M&G Investments - Commentaire sur le marché des taux

11/04/2025 - source : Patrimoine 24

Qu'est-ce qui se cache derrière la hausse des rendements ? Que reflète-t-elle ? Les obligations d'État américaines ont, au moins temporairement, perdu leur statut de « valeur refuge » pour les investisseurs.

Wolfgang Bauer1 minWolfgang Bauer, gérant crédit européen Alors que l'aversion au risque se répand sur les marchés financiers en raison d’une guerre commerciale imminente, les rendements des Treasuries à 30 ans ont également bondi de 60 points de base en l'espace de trois séances de bourse. Il s'agit de la vente la plus agressive de bons du Trésor américain à long terme depuis la panique provoquée par le coronavirus en mars 2020.

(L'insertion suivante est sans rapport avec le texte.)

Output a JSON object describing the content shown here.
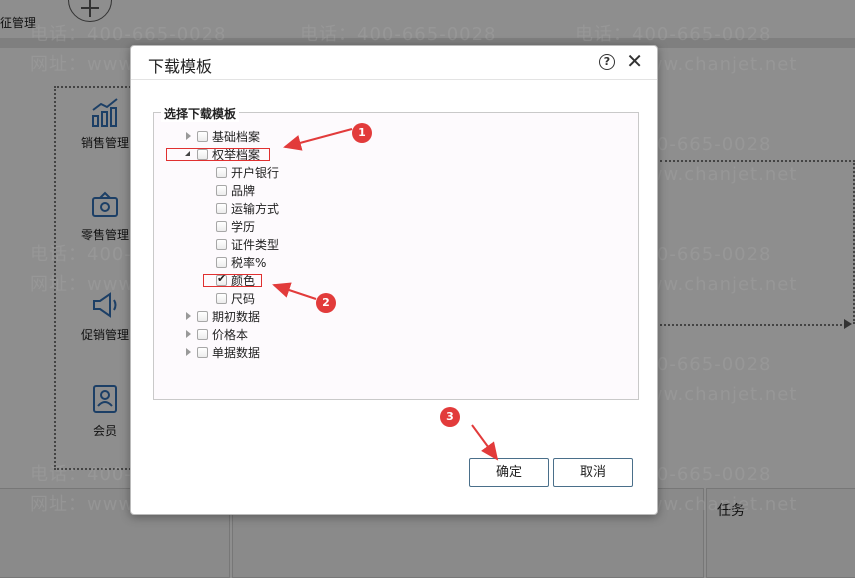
{
  "background": {
    "top_left_label": "征管理",
    "nav": [
      {
        "label": "销售管理",
        "icon": "sales-chart-icon"
      },
      {
        "label": "零售管理",
        "icon": "retail-register-icon"
      },
      {
        "label": "促销管理",
        "icon": "megaphone-icon"
      },
      {
        "label": "会员",
        "icon": "member-card-icon"
      }
    ],
    "task_label": "任务",
    "watermark": {
      "phone": "电话：400-665-0028",
      "site": "网址：www.chanjet.net"
    }
  },
  "dialog": {
    "title": "下载模板",
    "legend": "选择下载模板",
    "tree": [
      {
        "label": "基础档案",
        "checked": false,
        "state": "collapsed",
        "level": 0
      },
      {
        "label": "权举档案",
        "checked": false,
        "state": "expanded",
        "level": 0
      },
      {
        "label": "开户银行",
        "checked": false,
        "level": 1
      },
      {
        "label": "品牌",
        "checked": false,
        "level": 1
      },
      {
        "label": "运输方式",
        "checked": false,
        "level": 1
      },
      {
        "label": "学历",
        "checked": false,
        "level": 1
      },
      {
        "label": "证件类型",
        "checked": false,
        "level": 1
      },
      {
        "label": "税率%",
        "checked": false,
        "level": 1
      },
      {
        "label": "颜色",
        "checked": true,
        "level": 1
      },
      {
        "label": "尺码",
        "checked": false,
        "level": 1
      },
      {
        "label": "期初数据",
        "checked": false,
        "state": "collapsed",
        "level": 0
      },
      {
        "label": "价格本",
        "checked": false,
        "state": "collapsed",
        "level": 0
      },
      {
        "label": "单据数据",
        "checked": false,
        "state": "collapsed",
        "level": 0
      }
    ],
    "confirm_label": "确定",
    "cancel_label": "取消"
  },
  "annotations": {
    "color": "#e23b3b",
    "badges": [
      "1",
      "2",
      "3"
    ]
  }
}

L'une des principales raisons de ce bond des rendements est certainement les anticipations d’une hausse de l'inflation aux États-Unis en raison des droits de douane. Le spectre de la stagflation fait son apparition. Cela rend plus probable un niveau plus élevé des taux d'intérêt à long terme aux États-Unis, ce qui se reflète dans la hausse des rendements.

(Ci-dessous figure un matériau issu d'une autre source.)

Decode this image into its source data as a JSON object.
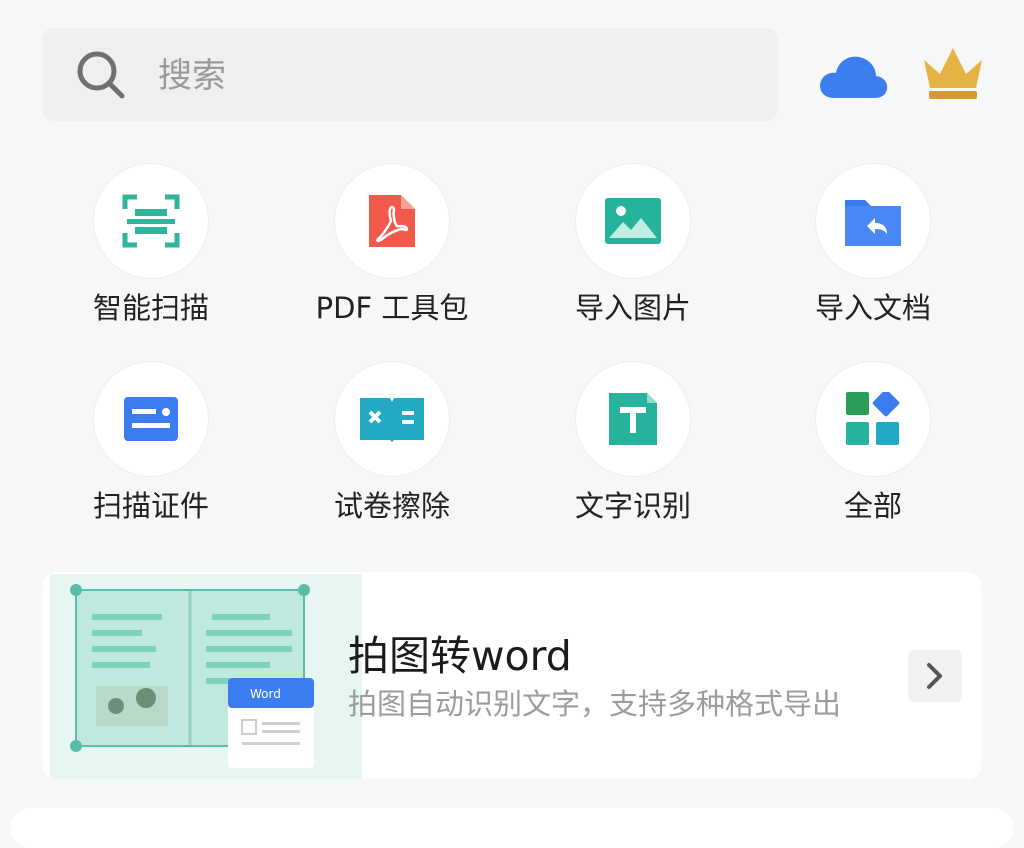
{
  "search": {
    "placeholder": "搜索"
  },
  "header_icons": [
    "cloud-icon",
    "crown-icon"
  ],
  "tools": [
    {
      "label": "智能扫描",
      "icon": "smart-scan-icon",
      "color": "#2fb59b"
    },
    {
      "label": "PDF 工具包",
      "icon": "pdf-icon",
      "color": "#f15a4a"
    },
    {
      "label": "导入图片",
      "icon": "image-icon",
      "color": "#25b39b"
    },
    {
      "label": "导入文档",
      "icon": "folder-import-icon",
      "color": "#3b7cf0"
    },
    {
      "label": "扫描证件",
      "icon": "id-card-icon",
      "color": "#3b7cf0"
    },
    {
      "label": "试卷擦除",
      "icon": "exam-erase-icon",
      "color": "#22a9c4"
    },
    {
      "label": "文字识别",
      "icon": "text-ocr-icon",
      "color": "#25b39b"
    },
    {
      "label": "全部",
      "icon": "all-apps-icon",
      "color": "#3b7cf0"
    }
  ],
  "banner": {
    "title": "拍图转word",
    "subtitle": "拍图自动识别文字，支持多种格式导出",
    "doc_badge": "Word"
  },
  "colors": {
    "accent_green": "#25b39b",
    "accent_blue": "#3b7cf0",
    "crown_gold": "#e2ad3f"
  }
}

Une autre raison de ce mouvement de vente est l’adjudication extrêmement décevante des bons du Trésor américain à trois ans cette semaine, qui a accentué les inquiétudes concernant le niveau de la demande pour cette classe d'actifs. Le prix d'émission était supérieur de 2,4 points de base au rendement précédant l'adjudication, alors que le ratio offre/couverture est tombé à son niveau le plus bas depuis six mois.

Qui est à l'origine de la hausse des rendements ?

Cette vente massive de bons du Trésor américain semble provenir de divers acteurs du marché, tant nationaux qu'étrangers. Il est probable que certains fonds spéculatifs aient dû répondre à des appels de marge en raison de la chute des prix sur les marchés actions, ce qui explique qu'ils aient partiellement liquidé leurs positions en bons du Trésor. Si les turbulences sur les marchés des capitaux se poursuivent, les pressions vendeuses sur les obligations d'État pourrait donc persister.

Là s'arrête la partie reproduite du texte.